The insulin receptor substrate (IRS) family of proteins mediate a variety of intracellular signaling events by serving as signaling platforms downstream of several receptor tyrosine kinases including the insulin and insulin-like growth factor-1 (IGF-1) receptors. Recently, several new members of this family have been identified including IRS-3, IRS-4, and growth factor receptor-binding protein a-associated binder-1 (Gab-l). 3T3 cell lines derived from IRS-l-deficient embryos exhibit a 70-80% reduction in IGF-l-stimulated S-phase entry and a parallel decrease in the induction of the immediate-early genes c-fos and egr-1 but unaltered activation of the mitogen-activated protein kinases extracellular signal-regulated kinase-l and extracellular signal-regulated kinase-2. Reconstitution of IRS-1 expression in IRS-1-deficient fibroblasts by retroviral mediated gene transduction is capable of restoring these defects.
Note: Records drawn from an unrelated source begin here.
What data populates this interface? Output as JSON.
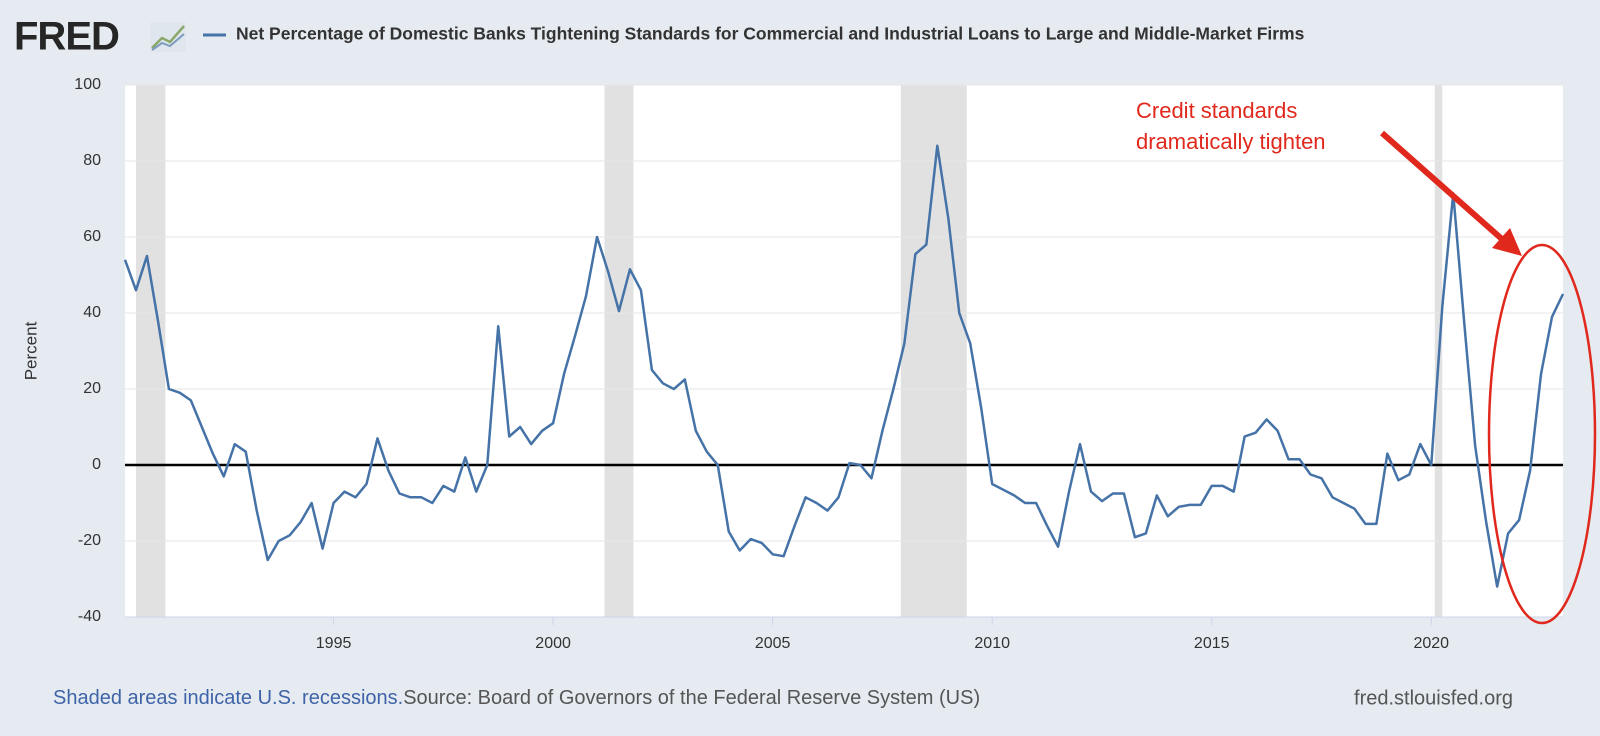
{
  "logo": "FRED",
  "chart_data": {
    "type": "line",
    "series": [
      {
        "name": "Net Percentage of Domestic Banks Tightening Standards for Commercial and Industrial Loans to Large and Middle-Market Firms",
        "color": "#4572a7",
        "values": [
          54,
          46,
          55,
          38,
          20,
          19,
          17,
          10,
          3,
          -3,
          5.5,
          3.5,
          -12,
          -25,
          -20,
          -18.5,
          -15,
          -10,
          -22,
          -10,
          -7,
          -8.5,
          -5,
          7,
          -1.5,
          -7.5,
          -8.5,
          -8.5,
          -10,
          -5.5,
          -7,
          2,
          -7,
          0,
          36.5,
          7.5,
          10,
          5.5,
          9,
          11,
          24,
          34,
          44.5,
          60,
          51,
          40.5,
          51.5,
          46,
          25,
          21.5,
          20,
          22.5,
          9,
          3.5,
          0,
          -17.5,
          -22.5,
          -19.5,
          -20.5,
          -23.5,
          -24,
          -16,
          -8.5,
          -10,
          -12,
          -8.5,
          0.5,
          0,
          -3.5,
          9,
          20,
          32,
          55.5,
          58,
          84,
          65,
          40,
          32,
          15,
          -5,
          -6.5,
          -8,
          -10,
          -10,
          -16,
          -21.5,
          -7,
          5.5,
          -7,
          -9.5,
          -7.5,
          -7.5,
          -19,
          -18,
          -8,
          -13.5,
          -11,
          -10.5,
          -10.5,
          -5.5,
          -5.5,
          -7,
          7.5,
          8.5,
          12,
          9,
          1.5,
          1.5,
          -2.5,
          -3.5,
          -8.5,
          -10,
          -11.5,
          -15.5,
          -15.5,
          3,
          -4,
          -2.5,
          5.5,
          0,
          41.5,
          71.5,
          37.5,
          5,
          -15,
          -32,
          -18,
          -14.5,
          -1.5,
          24,
          39,
          45
        ]
      }
    ],
    "x": [
      1990.25,
      1990.5,
      1990.75,
      1991,
      1991.25,
      1991.5,
      1991.75,
      1992,
      1992.25,
      1992.5,
      1992.75,
      1993,
      1993.25,
      1993.5,
      1993.75,
      1994,
      1994.25,
      1994.5,
      1994.75,
      1995,
      1995.25,
      1995.5,
      1995.75,
      1996,
      1996.25,
      1996.5,
      1996.75,
      1997,
      1997.25,
      1997.5,
      1997.75,
      1998,
      1998.25,
      1998.5,
      1998.75,
      1999,
      1999.25,
      1999.5,
      1999.75,
      2000,
      2000.25,
      2000.5,
      2000.75,
      2001,
      2001.25,
      2001.5,
      2001.75,
      2002,
      2002.25,
      2002.5,
      2002.75,
      2003,
      2003.25,
      2003.5,
      2003.75,
      2004,
      2004.25,
      2004.5,
      2004.75,
      2005,
      2005.25,
      2005.5,
      2005.75,
      2006,
      2006.25,
      2006.5,
      2006.75,
      2007,
      2007.25,
      2007.5,
      2007.75,
      2008,
      2008.25,
      2008.5,
      2008.75,
      2009,
      2009.25,
      2009.5,
      2009.75,
      2010,
      2010.25,
      2010.5,
      2010.75,
      2011,
      2011.25,
      2011.5,
      2011.75,
      2012,
      2012.25,
      2012.5,
      2012.75,
      2013,
      2013.25,
      2013.5,
      2013.75,
      2014,
      2014.25,
      2014.5,
      2014.75,
      2015,
      2015.25,
      2015.5,
      2015.75,
      2016,
      2016.25,
      2016.5,
      2016.75,
      2017,
      2017.25,
      2017.5,
      2017.75,
      2018,
      2018.25,
      2018.5,
      2018.75,
      2019,
      2019.25,
      2019.5,
      2019.75,
      2020,
      2020.25,
      2020.5,
      2020.75,
      2021,
      2021.25,
      2021.5,
      2021.75,
      2022,
      2022.25,
      2022.5,
      2022.75,
      2023
    ],
    "xlim": [
      1990.25,
      2023
    ],
    "xticks": [
      1995,
      2000,
      2005,
      2010,
      2015,
      2020
    ],
    "ylim": [
      -40,
      100
    ],
    "yticks": [
      -40,
      -20,
      0,
      20,
      40,
      60,
      80,
      100
    ],
    "ylabel": "Percent",
    "grid": true,
    "recessions": [
      [
        1990.5,
        1991.17
      ],
      [
        2001.17,
        2001.83
      ],
      [
        2007.92,
        2009.42
      ],
      [
        2020.08,
        2020.25
      ]
    ],
    "annotation": [
      "Credit standards",
      "dramatically tighten"
    ],
    "note": "Shaded areas indicate U.S. recessions.",
    "source": "Source: Board of Governors of the Federal Reserve System (US)",
    "site": "fred.stlouisfed.org"
  }
}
Overexpression of Gab-l in IRS-l-deficient fibroblasts also results in the restoration of egr-1 induction to levels similar to those achieved by IRS-1 reconstitution and markedly increases IGF-l-stimulated S-phase progression. Gab-l is capable of regulating these biological end points despite the absence of IGF-1 stimulated tyrosine phosphorylation. These data provide evidence that Gab-l may serve as a unique signaling intermediate in insulin/IGF-1 signaling for induction of early gene expression and stimulation of mitogenesis without direct tyrosine phosphorylation.